With 14 teams in each gender (representing each of the 10 provinces in addition to Northern Ontario, the Northwest Territories, Yukon and Nunavut), the field will be split into two seven-team pools, with seeding based on win-loss records at the 2015 Canadian Juniors in Corner Brook, N.L. Teams will play a round robin within their pool, leading to a championship pool beginning on Wednesday, which will then lead to the weekend playoffs. Teams that don’t qualify for the championship pool will play a seeding pool to determine rankings for the 2017 Canadian Juniors (host site TBD). Meantime, non-playoff teams will participate in a mixed doubles competition.
The 2016 Canadian Juniors will also see the debut of a new eligibility age. At the 2014 Canadian Curling Association annual meeting, governors and Member Associations approved a new age-eligible date for junior competition, essentially adding six months — a move made to fall in line with World Curling Federation rules. Previously, Canadian juniors had to be 20 and under as of Dec. 31 of the year prior to a Canadian championship; now they have to be 20 and under as of June 30 of the previous year. Prior to this change, non-Canadian players at the World Junior Championships could be up to six months older than the eldest Canadian player.

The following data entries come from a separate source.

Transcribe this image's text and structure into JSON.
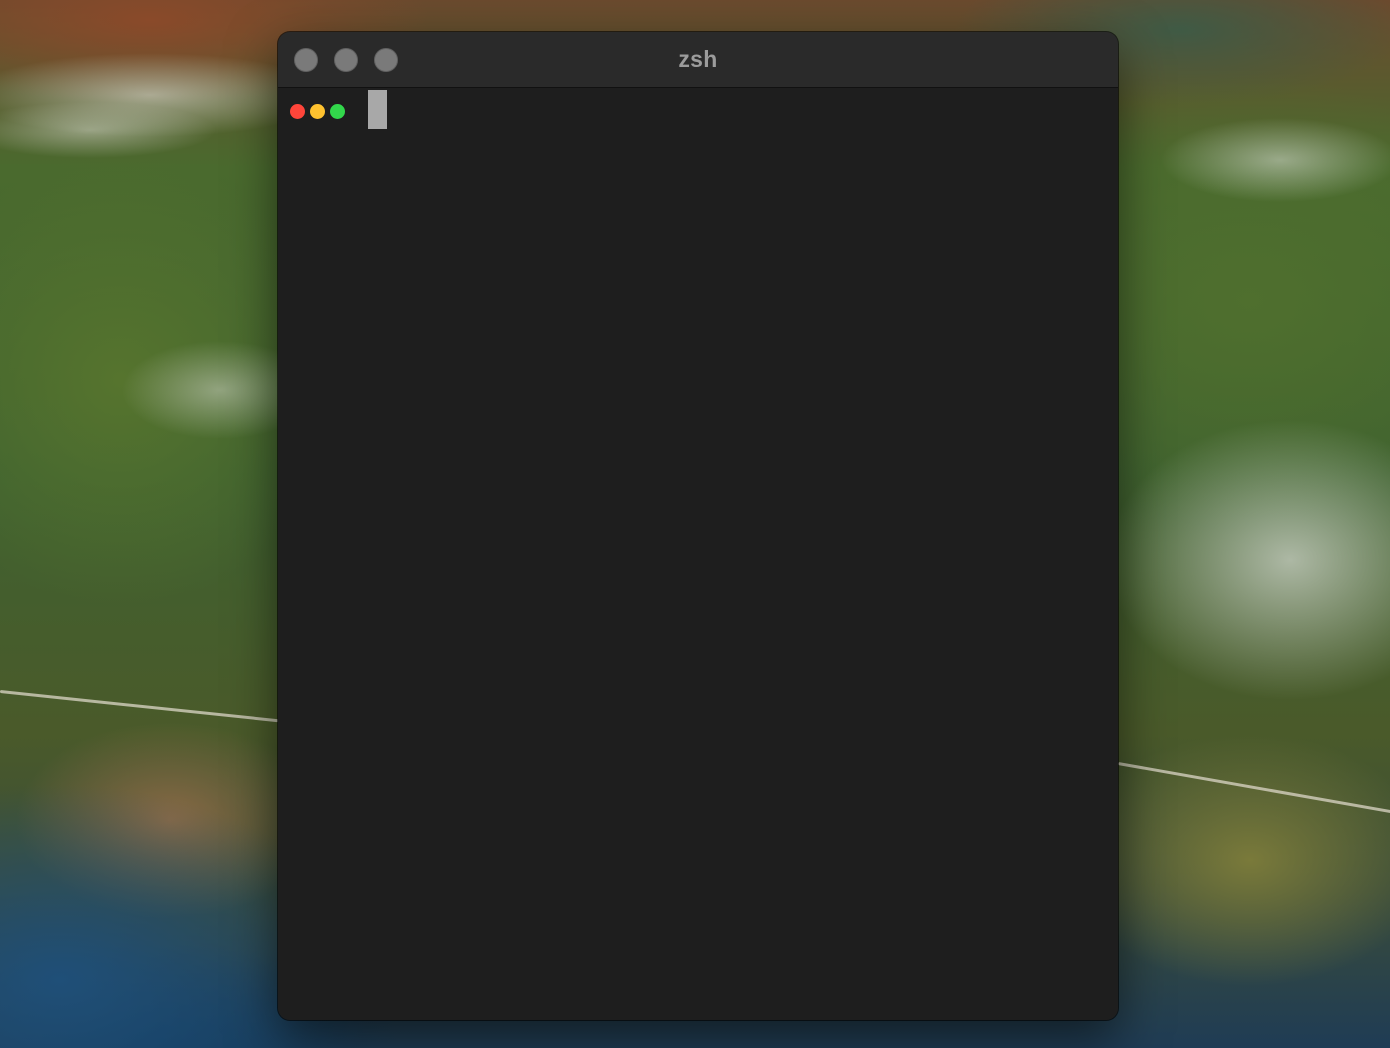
{
  "window": {
    "title": "zsh"
  },
  "titlebar_buttons": [
    {
      "name": "close",
      "color": "#7a7a7a"
    },
    {
      "name": "minimize",
      "color": "#7a7a7a"
    },
    {
      "name": "zoom",
      "color": "#7a7a7a"
    }
  ],
  "terminal": {
    "prompt_dot_colors": [
      "#ff453a",
      "#ffc22f",
      "#32d74b"
    ],
    "input_text": "",
    "cursor_color": "#a8a8a8"
  }
}
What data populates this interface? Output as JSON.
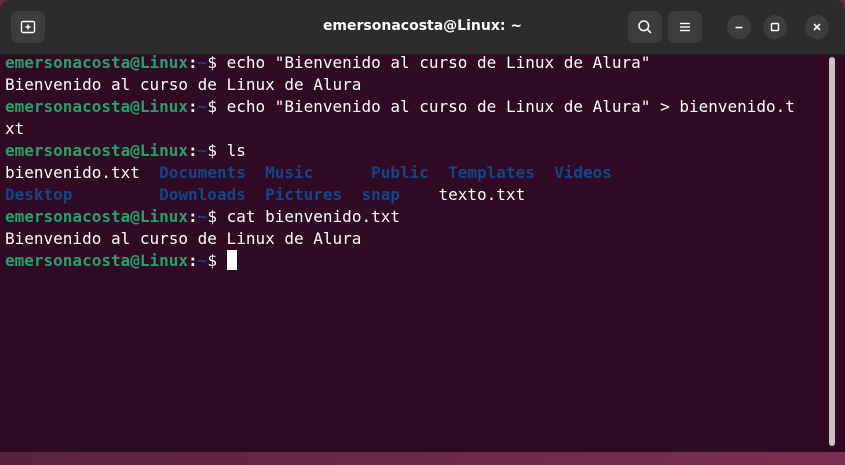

The Canadian Junior Men’s Championship has been contested annually since its inception in 1950 in Quebec City. The first Canadian Junior Women’s Championship was played in 1971 at Vancouver.
Teams representing the Ontario Curling Association have won the Canadian Junior Men’s championship on nine occasions — the most recent when Jake Walker’s team from Kitchener prevailed in 2010 at Sorel-Tracy, Que. Ontario teams also have won three Canadian Junior Women’s titles, with Ottawa’s Rachel Homan completing the Ontario sweep in 2010 at Sorel-Tracy.
The men’s and women’s champions in Stratford will wear the Maple Leaf at the 2016 World Junior Cham
pionships (site and date TBA by the World Curling Federation.
Canada has won a leading 18 world junior men’s titles since 1975 and nine women’s crowns (tied with Scotland leads with nine) since 1988. The last Canadian teams to win world junior titles were skipped by Alberta’s Kelsey Rocque last year in Flims, Switzerland, and by Bottcher in 2012 in Östersund, Sweden.